Я слушал рассказ Арона, который тот, якобы, услышал от Рональда пару часов назад, и в изнеможении осел на пол, не веря ни единому слову.
В голове тарабанило: «Нет. Этого не может быть. Это неправда». Слова отторжения крутились у меня в голове как юла. Я снова не верил Арону. Я снова считал его рассказ ложью. То же самое произошло и с историей Элизы. Спустя недели жизни в замке, я так и не научился слышать в словах друга правду, хотя ничего другого он мне и не давал. Я постоянно пытался повесить ярлык лжи на истину.
Я не чувствовал стыда и перед Рональдом, который меня отговаривал от идеи возвращать Эдварда в замок. Я думал, что это их с Ароном трюки. Хотя, в чем-то я оставался прав.
Как опрометчивы порой бывают человеческие мысли и рассуждения. Я до сих пор ненавижу себя за ту недалекость своего ума. Если бы можно вернуть время вспять, я бы сделал все иначе. Я бы поверил Арону, я бы поступил в этой ситуации не так, как требовало мое сердце. Прав был Рональд – нужно руководствоваться умом, а не тем, что, вдохновляясь какой-то идеей, начинает отплясывать ламбаду. Сердце – глупый орган. Я убедился в этом в очередной раз.
– Я не верю тебе, – прошептал я, глядя в пол. – Мы можем ее спасти. Мы ее не оставим…
– ДжонгХен, мне очень жаль, – только и сказал Арон. – Мне очень жаль…

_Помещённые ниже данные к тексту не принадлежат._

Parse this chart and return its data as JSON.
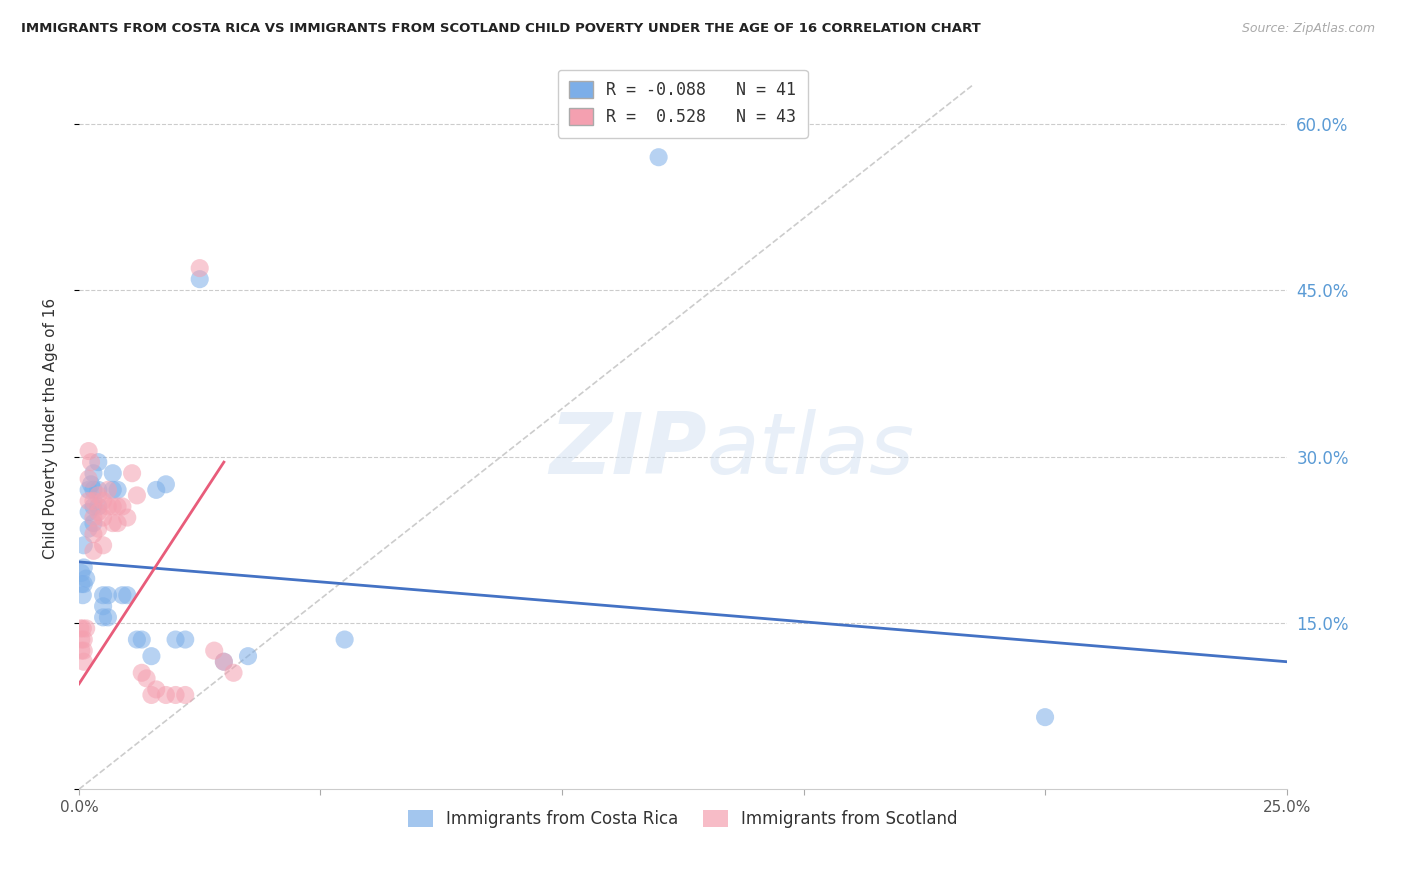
{
  "title": "IMMIGRANTS FROM COSTA RICA VS IMMIGRANTS FROM SCOTLAND CHILD POVERTY UNDER THE AGE OF 16 CORRELATION CHART",
  "source": "Source: ZipAtlas.com",
  "ylabel": "Child Poverty Under the Age of 16",
  "x_min": 0.0,
  "x_max": 0.25,
  "y_min": 0.0,
  "y_max": 0.65,
  "x_ticks": [
    0.0,
    0.05,
    0.1,
    0.15,
    0.2,
    0.25
  ],
  "x_tick_labels": [
    "0.0%",
    "",
    "",
    "",
    "",
    "25.0%"
  ],
  "y_ticks": [
    0.0,
    0.15,
    0.3,
    0.45,
    0.6
  ],
  "y_tick_labels_right": [
    "",
    "15.0%",
    "30.0%",
    "45.0%",
    "60.0%"
  ],
  "costa_rica_color": "#7caee8",
  "scotland_color": "#f4a0b0",
  "trend_costa_rica_color": "#4472c4",
  "trend_scotland_color": "#e85c7a",
  "legend_R_costa_rica": "-0.088",
  "legend_N_costa_rica": "41",
  "legend_R_scotland": "0.528",
  "legend_N_scotland": "43",
  "costa_rica_x": [
    0.0005,
    0.0005,
    0.0008,
    0.001,
    0.001,
    0.001,
    0.0015,
    0.002,
    0.002,
    0.002,
    0.0025,
    0.003,
    0.003,
    0.003,
    0.003,
    0.004,
    0.004,
    0.004,
    0.005,
    0.005,
    0.005,
    0.006,
    0.006,
    0.007,
    0.007,
    0.008,
    0.009,
    0.01,
    0.012,
    0.013,
    0.015,
    0.016,
    0.018,
    0.02,
    0.022,
    0.025,
    0.03,
    0.035,
    0.055,
    0.12,
    0.2
  ],
  "costa_rica_y": [
    0.195,
    0.185,
    0.175,
    0.22,
    0.2,
    0.185,
    0.19,
    0.27,
    0.25,
    0.235,
    0.275,
    0.285,
    0.27,
    0.255,
    0.24,
    0.295,
    0.27,
    0.255,
    0.175,
    0.165,
    0.155,
    0.175,
    0.155,
    0.285,
    0.27,
    0.27,
    0.175,
    0.175,
    0.135,
    0.135,
    0.12,
    0.27,
    0.275,
    0.135,
    0.135,
    0.46,
    0.115,
    0.12,
    0.135,
    0.57,
    0.065
  ],
  "scotland_x": [
    0.0003,
    0.0005,
    0.0005,
    0.0008,
    0.001,
    0.001,
    0.001,
    0.0015,
    0.002,
    0.002,
    0.002,
    0.0025,
    0.003,
    0.003,
    0.003,
    0.003,
    0.004,
    0.004,
    0.004,
    0.005,
    0.005,
    0.005,
    0.006,
    0.006,
    0.007,
    0.007,
    0.008,
    0.008,
    0.009,
    0.01,
    0.011,
    0.012,
    0.013,
    0.014,
    0.015,
    0.016,
    0.018,
    0.02,
    0.022,
    0.025,
    0.028,
    0.03,
    0.032
  ],
  "scotland_y": [
    0.145,
    0.135,
    0.125,
    0.145,
    0.135,
    0.125,
    0.115,
    0.145,
    0.305,
    0.28,
    0.26,
    0.295,
    0.26,
    0.245,
    0.23,
    0.215,
    0.265,
    0.25,
    0.235,
    0.26,
    0.245,
    0.22,
    0.27,
    0.255,
    0.255,
    0.24,
    0.255,
    0.24,
    0.255,
    0.245,
    0.285,
    0.265,
    0.105,
    0.1,
    0.085,
    0.09,
    0.085,
    0.085,
    0.085,
    0.47,
    0.125,
    0.115,
    0.105
  ],
  "trend_cr_x0": 0.0,
  "trend_cr_y0": 0.205,
  "trend_cr_x1": 0.25,
  "trend_cr_y1": 0.115,
  "trend_sc_x0": 0.0,
  "trend_sc_y0": 0.095,
  "trend_sc_x1": 0.03,
  "trend_sc_y1": 0.295,
  "ref_line_x0": 0.0,
  "ref_line_y0": 0.0,
  "ref_line_x1": 0.185,
  "ref_line_y1": 0.635
}
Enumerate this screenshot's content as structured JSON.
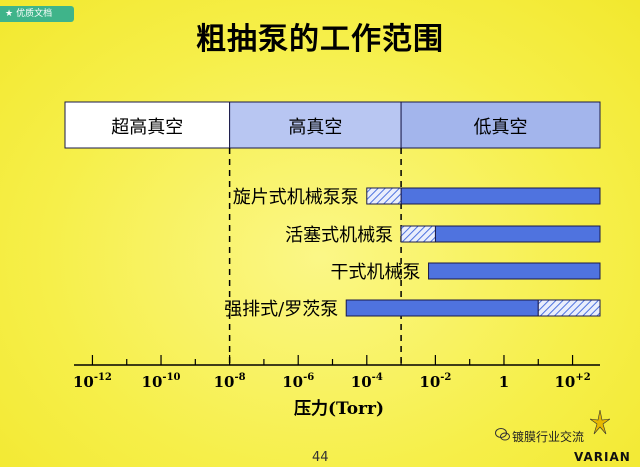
{
  "badge": {
    "label": "优质文档",
    "icon": "star-icon"
  },
  "title": "粗抽泵的工作范围",
  "chart_data": {
    "type": "range-bar",
    "title": "粗抽泵的工作范围",
    "xlabel": "压力(Torr)",
    "x_scale": "log10",
    "xlim_exponent": [
      -12.8,
      2.8
    ],
    "ticks": [
      {
        "exp": -12,
        "base": "10",
        "sup": "-12"
      },
      {
        "exp": -10,
        "base": "10",
        "sup": "-10"
      },
      {
        "exp": -8,
        "base": "10",
        "sup": "-8"
      },
      {
        "exp": -6,
        "base": "10",
        "sup": "-6"
      },
      {
        "exp": -4,
        "base": "10",
        "sup": "-4"
      },
      {
        "exp": -2,
        "base": "10",
        "sup": "-2"
      },
      {
        "exp": 0,
        "base": "1",
        "sup": ""
      },
      {
        "exp": 2,
        "base": "10",
        "sup": "+2"
      }
    ],
    "regions": [
      {
        "label": "超高真空",
        "from_exp": -12.8,
        "to_exp": -8,
        "color": "#ffffff"
      },
      {
        "label": "高真空",
        "from_exp": -8,
        "to_exp": -3,
        "color": "#b8c6f2"
      },
      {
        "label": "低真空",
        "from_exp": -3,
        "to_exp": 2.8,
        "color": "#a3b5ec"
      }
    ],
    "boundaries_exp": [
      -8,
      -3
    ],
    "pumps": [
      {
        "label": "旋片式机械泵泵",
        "solid": [
          -3,
          2.8
        ],
        "hatched": [
          -4,
          -3
        ]
      },
      {
        "label": "活塞式机械泵",
        "solid": [
          -2,
          2.8
        ],
        "hatched": [
          -3,
          -2
        ]
      },
      {
        "label": "干式机械泵",
        "solid": [
          -2.2,
          2.8
        ],
        "hatched": null
      },
      {
        "label": "强排式/罗茨泵",
        "solid": [
          -4.6,
          1
        ],
        "hatched": [
          1,
          2.8
        ]
      }
    ],
    "colors": {
      "solid": "#4f73df",
      "hatched_stroke": "#4f73df",
      "outline": "#1a1a4a"
    }
  },
  "footer": {
    "page": "44",
    "watermark": "镀膜行业交流",
    "brand": "VARIAN"
  }
}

Весь день двадцать седьмого июля я просидел в своей комнате, думая, что же мне предпринять. И только к вечеру понял – что именно. Охваченный безумием и трепетным чувством любви, я решился на то, что еще пару недель назад вызвало бы у меня паническую атаку. Не зная ни английского языка, ни манер, ни города, я отправился в Лондон на поиски Эдварда. На ночь глядя. Руководствуясь только своим сердцем, а не умом.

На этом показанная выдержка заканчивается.